Although Martinez said he appreciated a promise by Siddhanti to work with the MGLC in the future, he said the MGLC was upset by Siddhanti’s behavior and the consequences of his actions.

“He came to us saying, ‘what can I do to fix this?’ and he did come up with suggestions and we found some of them useful … Even though he wants to do that, it’s still not okay. The [MGLC] general body was still angry,” Martinez said.

Still, Martinez said Siddhanti’s imitations of the traditional step-dances and handshakes were borne out of ignorance, not malice.

“Rohan did not know he was offending our organizations,” Martinez said. “Because of what happened, we are moving forward in learning more about our prospective councils and making sure this doesn’t happen again.”

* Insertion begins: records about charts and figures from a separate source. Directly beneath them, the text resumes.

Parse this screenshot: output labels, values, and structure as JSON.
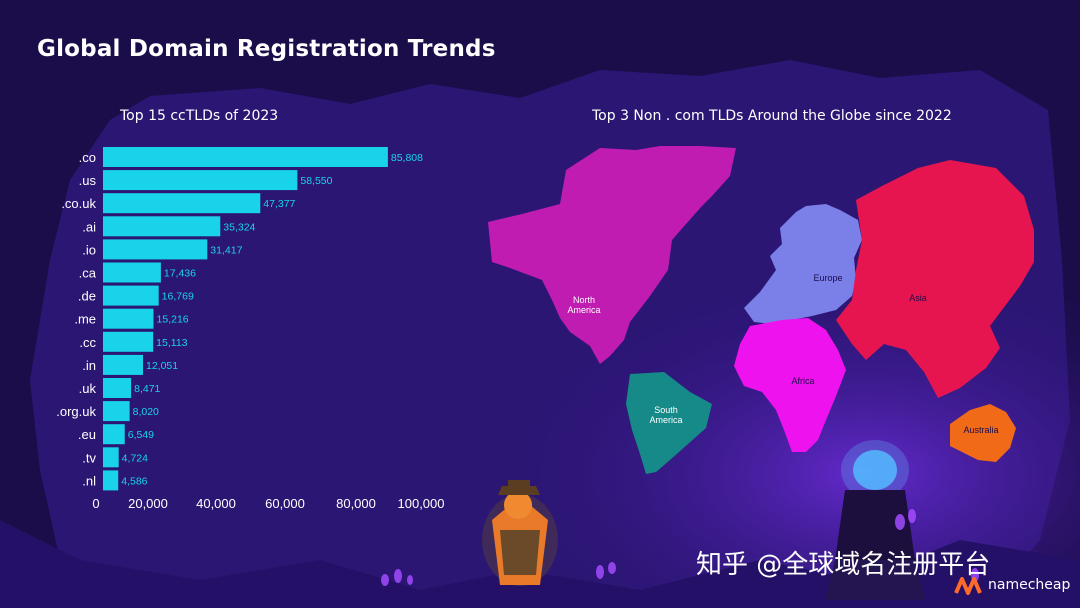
{
  "title": "Global Domain Registration Trends",
  "watermark": "知乎 @全球域名注册平台",
  "brand": {
    "name": "namecheap",
    "color": "#ff6a2b"
  },
  "colors": {
    "background": "#1b0d4a",
    "bar": "#19d3ea",
    "north_america": "#c01cb2",
    "south_america": "#168a88",
    "europe": "#7b7fe8",
    "africa": "#ee12ee",
    "asia": "#e6154f",
    "australia": "#f06a18"
  },
  "icons": [
    "fox-mascot-illustration",
    "crystal-ball-illustration",
    "namecheap-logo-icon"
  ],
  "chart_data": [
    {
      "type": "bar",
      "orientation": "horizontal",
      "title": "Top 15 ccTLDs of 2023",
      "categories": [
        ".co",
        ".us",
        ".co.uk",
        ".ai",
        ".io",
        ".ca",
        ".de",
        ".me",
        ".cc",
        ".in",
        ".uk",
        ".org.uk",
        ".eu",
        ".tv",
        ".nl"
      ],
      "values": [
        85808,
        58550,
        47377,
        35324,
        31417,
        17436,
        16769,
        15216,
        15113,
        12051,
        8471,
        8020,
        6549,
        4724,
        4586
      ],
      "value_labels": [
        "85,808",
        "58,550",
        "47,377",
        "35,324",
        "31,417",
        "17,436",
        "16,769",
        "15,216",
        "15,113",
        "12,051",
        "8,471",
        "8,020",
        "6,549",
        "4,724",
        "4,586"
      ],
      "xlim": [
        0,
        100000
      ],
      "xticks": [
        "0",
        "20,000",
        "40,000",
        "60,000",
        "80,000",
        "100,000"
      ],
      "grid": false,
      "legend": "none"
    },
    {
      "type": "map",
      "title": "Top 3 Non . com TLDs Around the Globe since 2022",
      "regions": [
        "North America",
        "South America",
        "Europe",
        "Africa",
        "Asia",
        "Australia"
      ]
    }
  ]
}
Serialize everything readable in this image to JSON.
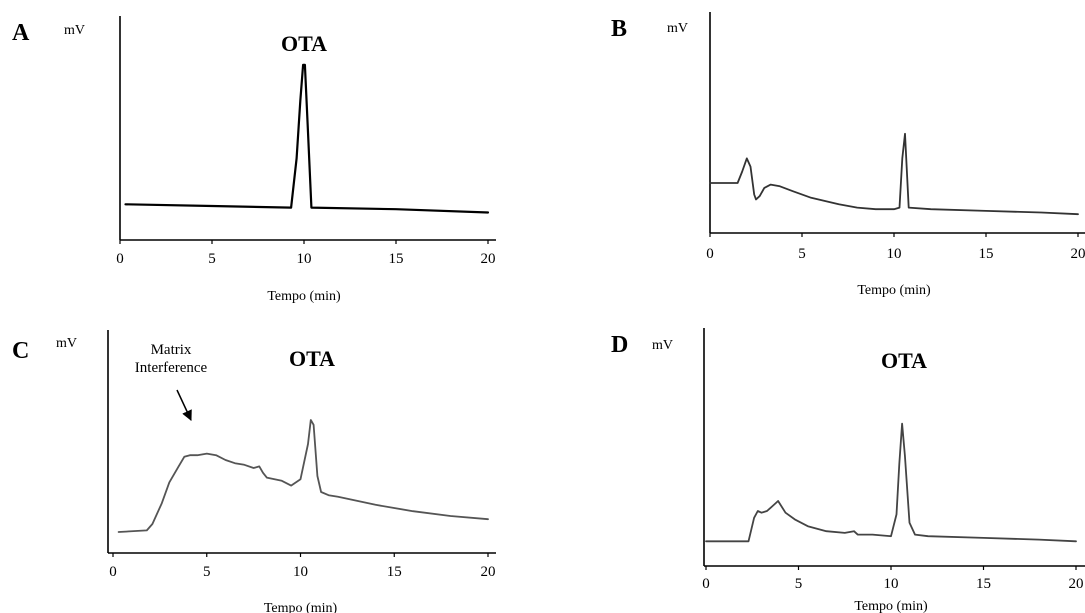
{
  "chart_data": [
    {
      "panel": "A",
      "type": "line",
      "ylabel": "mV",
      "xlabel": "Tempo (min)",
      "xticks": [
        "0",
        "5",
        "10",
        "15",
        "20"
      ],
      "xlim": [
        0,
        20
      ],
      "ylim": [
        0,
        100
      ],
      "annotations": [
        {
          "text": "OTA",
          "x": 10
        }
      ],
      "series": [
        {
          "color": "#000000",
          "x": [
            0.3,
            5,
            9.3,
            9.6,
            9.8,
            9.95,
            10.05,
            10.2,
            10.4,
            15,
            20
          ],
          "y": [
            12,
            11,
            10,
            40,
            75,
            97,
            97,
            60,
            10,
            9,
            7
          ]
        }
      ]
    },
    {
      "panel": "B",
      "type": "line",
      "ylabel": "mV",
      "xlabel": "Tempo (min)",
      "xticks": [
        "0",
        "5",
        "10",
        "15",
        "20"
      ],
      "xlim": [
        0,
        20
      ],
      "ylim": [
        0,
        100
      ],
      "series": [
        {
          "color": "#333333",
          "x": [
            0,
            1.5,
            1.75,
            2.0,
            2.2,
            2.4,
            2.5,
            2.7,
            2.95,
            3.3,
            3.8,
            4.5,
            5.5,
            7,
            8,
            9,
            10,
            10.3,
            10.45,
            10.6,
            10.8,
            12,
            15,
            18,
            20
          ],
          "y": [
            25,
            25,
            32,
            40,
            35,
            18,
            15,
            17,
            22,
            24,
            23,
            20,
            16,
            12,
            10,
            9,
            9,
            10,
            40,
            55,
            10,
            9,
            8,
            7,
            6
          ]
        }
      ]
    },
    {
      "panel": "C",
      "type": "line",
      "ylabel": "mV",
      "xlabel": "Tempo (min)",
      "xticks": [
        "0",
        "5",
        "10",
        "15",
        "20"
      ],
      "xlim": [
        0,
        20
      ],
      "ylim": [
        0,
        100
      ],
      "annotations": [
        {
          "text": "OTA",
          "x": 10.6
        },
        {
          "text": "Matrix Interference",
          "x": 4,
          "arrow": true
        }
      ],
      "series": [
        {
          "color": "#555555",
          "x": [
            0.3,
            1.8,
            2.1,
            2.6,
            3.0,
            3.5,
            3.8,
            4.1,
            4.5,
            5.0,
            5.5,
            6,
            6.5,
            7,
            7.5,
            7.8,
            8.0,
            8.2,
            9,
            9.5,
            10.0,
            10.4,
            10.55,
            10.7,
            10.9,
            11.1,
            11.5,
            12,
            14,
            16,
            18,
            20
          ],
          "y": [
            5,
            6,
            10,
            23,
            36,
            46,
            52,
            53,
            53,
            54,
            53,
            50,
            48,
            47,
            45,
            46,
            42,
            39,
            37,
            34,
            38,
            60,
            75,
            72,
            40,
            30,
            28,
            27,
            22,
            18,
            15,
            13
          ]
        }
      ]
    },
    {
      "panel": "D",
      "type": "line",
      "ylabel": "mV",
      "xlabel": "Tempo (min)",
      "xticks": [
        "0",
        "5",
        "10",
        "15",
        "20"
      ],
      "xlim": [
        0,
        20
      ],
      "ylim": [
        0,
        100
      ],
      "annotations": [
        {
          "text": "OTA",
          "x": 10.6
        }
      ],
      "series": [
        {
          "color": "#444444",
          "x": [
            0,
            2.3,
            2.6,
            2.8,
            3.0,
            3.3,
            3.6,
            3.9,
            4.3,
            4.8,
            5.5,
            6.5,
            7.5,
            8.0,
            8.2,
            9,
            10,
            10.3,
            10.45,
            10.6,
            10.75,
            11.0,
            11.3,
            12,
            15,
            18,
            20
          ],
          "y": [
            4,
            4,
            18,
            22,
            21,
            22,
            25,
            28,
            21,
            17,
            13,
            10,
            9,
            10,
            8,
            8,
            7,
            20,
            50,
            74,
            55,
            15,
            8,
            7,
            6,
            5,
            4
          ]
        }
      ]
    }
  ]
}
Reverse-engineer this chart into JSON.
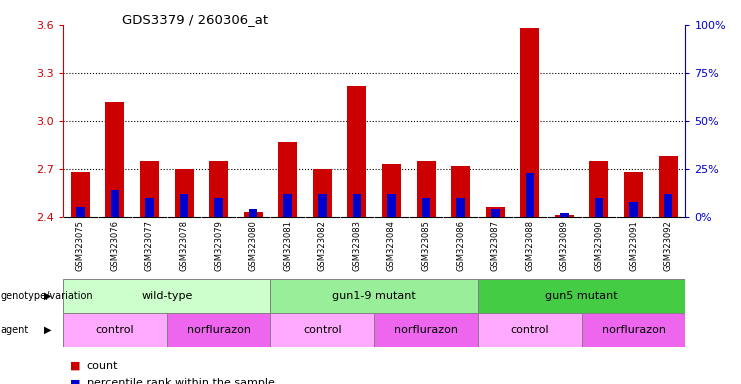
{
  "title": "GDS3379 / 260306_at",
  "samples": [
    "GSM323075",
    "GSM323076",
    "GSM323077",
    "GSM323078",
    "GSM323079",
    "GSM323080",
    "GSM323081",
    "GSM323082",
    "GSM323083",
    "GSM323084",
    "GSM323085",
    "GSM323086",
    "GSM323087",
    "GSM323088",
    "GSM323089",
    "GSM323090",
    "GSM323091",
    "GSM323092"
  ],
  "count_values": [
    2.68,
    3.12,
    2.75,
    2.7,
    2.75,
    2.43,
    2.87,
    2.7,
    3.22,
    2.73,
    2.75,
    2.72,
    2.46,
    3.58,
    2.41,
    2.75,
    2.68,
    2.78
  ],
  "percentile_values": [
    5,
    14,
    10,
    12,
    10,
    4,
    12,
    12,
    12,
    12,
    10,
    10,
    4,
    23,
    2,
    10,
    8,
    12
  ],
  "ylim_left": [
    2.4,
    3.6
  ],
  "ylim_right": [
    0,
    100
  ],
  "yticks_left": [
    2.4,
    2.7,
    3.0,
    3.3,
    3.6
  ],
  "yticks_right": [
    0,
    25,
    50,
    75,
    100
  ],
  "bar_color_red": "#cc0000",
  "bar_color_blue": "#0000cc",
  "base_value": 2.4,
  "genotype_groups": [
    {
      "label": "wild-type",
      "start": 0,
      "end": 6,
      "color": "#ccffcc"
    },
    {
      "label": "gun1-9 mutant",
      "start": 6,
      "end": 12,
      "color": "#99ee99"
    },
    {
      "label": "gun5 mutant",
      "start": 12,
      "end": 18,
      "color": "#44cc44"
    }
  ],
  "agent_groups": [
    {
      "label": "control",
      "start": 0,
      "end": 3,
      "color": "#ffaaff"
    },
    {
      "label": "norflurazon",
      "start": 3,
      "end": 6,
      "color": "#ee66ee"
    },
    {
      "label": "control",
      "start": 6,
      "end": 9,
      "color": "#ffaaff"
    },
    {
      "label": "norflurazon",
      "start": 9,
      "end": 12,
      "color": "#ee66ee"
    },
    {
      "label": "control",
      "start": 12,
      "end": 15,
      "color": "#ffaaff"
    },
    {
      "label": "norflurazon",
      "start": 15,
      "end": 18,
      "color": "#ee66ee"
    }
  ],
  "ylabel_left_color": "#cc0000",
  "ylabel_right_color": "#0000cc",
  "tick_label_bg": "#dddddd"
}
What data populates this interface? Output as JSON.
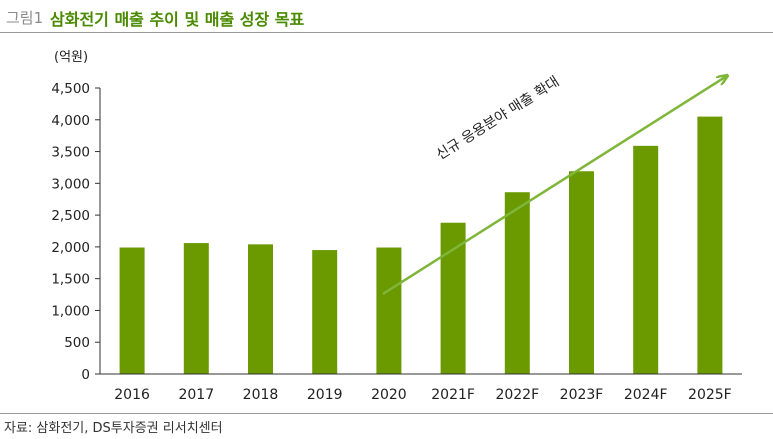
{
  "figure": {
    "label": "그림1",
    "title": "삼화전기 매출 추이 및 매출 성장 목표",
    "source": "자료: 삼화전기, DS투자증권 리서치센터"
  },
  "colors": {
    "bar": "#6a9a00",
    "arrow": "#7fb63a",
    "title": "#4a8a00"
  },
  "chart_data": {
    "type": "bar",
    "unit_label": "(억원)",
    "categories": [
      "2016",
      "2017",
      "2018",
      "2019",
      "2020",
      "2021F",
      "2022F",
      "2023F",
      "2024F",
      "2025F"
    ],
    "values": [
      1990,
      2060,
      2040,
      1950,
      1990,
      2380,
      2860,
      3190,
      3590,
      4050
    ],
    "ylim": [
      0,
      4500
    ],
    "yticks": [
      0,
      500,
      1000,
      1500,
      2000,
      2500,
      3000,
      3500,
      4000,
      4500
    ],
    "ytick_labels": [
      "0",
      "500",
      "1,000",
      "1,500",
      "2,000",
      "2,500",
      "3,000",
      "3,500",
      "4,000",
      "4,500"
    ],
    "grid": false,
    "annotation": {
      "text": "신규 응용분야 매출 확대",
      "type": "trend-arrow",
      "from_category": "2020",
      "to_category": "2025F"
    }
  }
}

Siddhanti initially offered his resignation to the IFC general council on Saturday, Freshman said. However, the general council, which is composed of chapter presidents and representatives, voted to keep him on the board, Freshman said.

On Sunday, Apgar called for Siddhanti to resign his post. Apgar did not return a phone call Monday night.

“My personal thoughts are that his behavior was really inappropriate,” Apgar said Sunday. “It seems to me that when you make a mistake of that magnitude, you should just hold yourself accountable and make the right decision.”

Apgar said he worried about the repercussions of Siddhanti’s behavior at an event of 200 to 300 people designed to encourage local middle school and high school students to pursue higher education.

“It’s really a shame that anybody would walk away thinking of his behavior as opposed to the quality of the event overall,” Apgar said.

Janet Nwaukoni ’12, vice president of programming for MGLC, said Siddhanti had worked closely on the event and that his actions were “not a huge problem because we proceeded with the rest of the show.”

“The attention was on people doing backflips off the stage and the amazing things people were doing … I know [Siddhanti] works very hard and is very dedicated,” Nwaukoni said.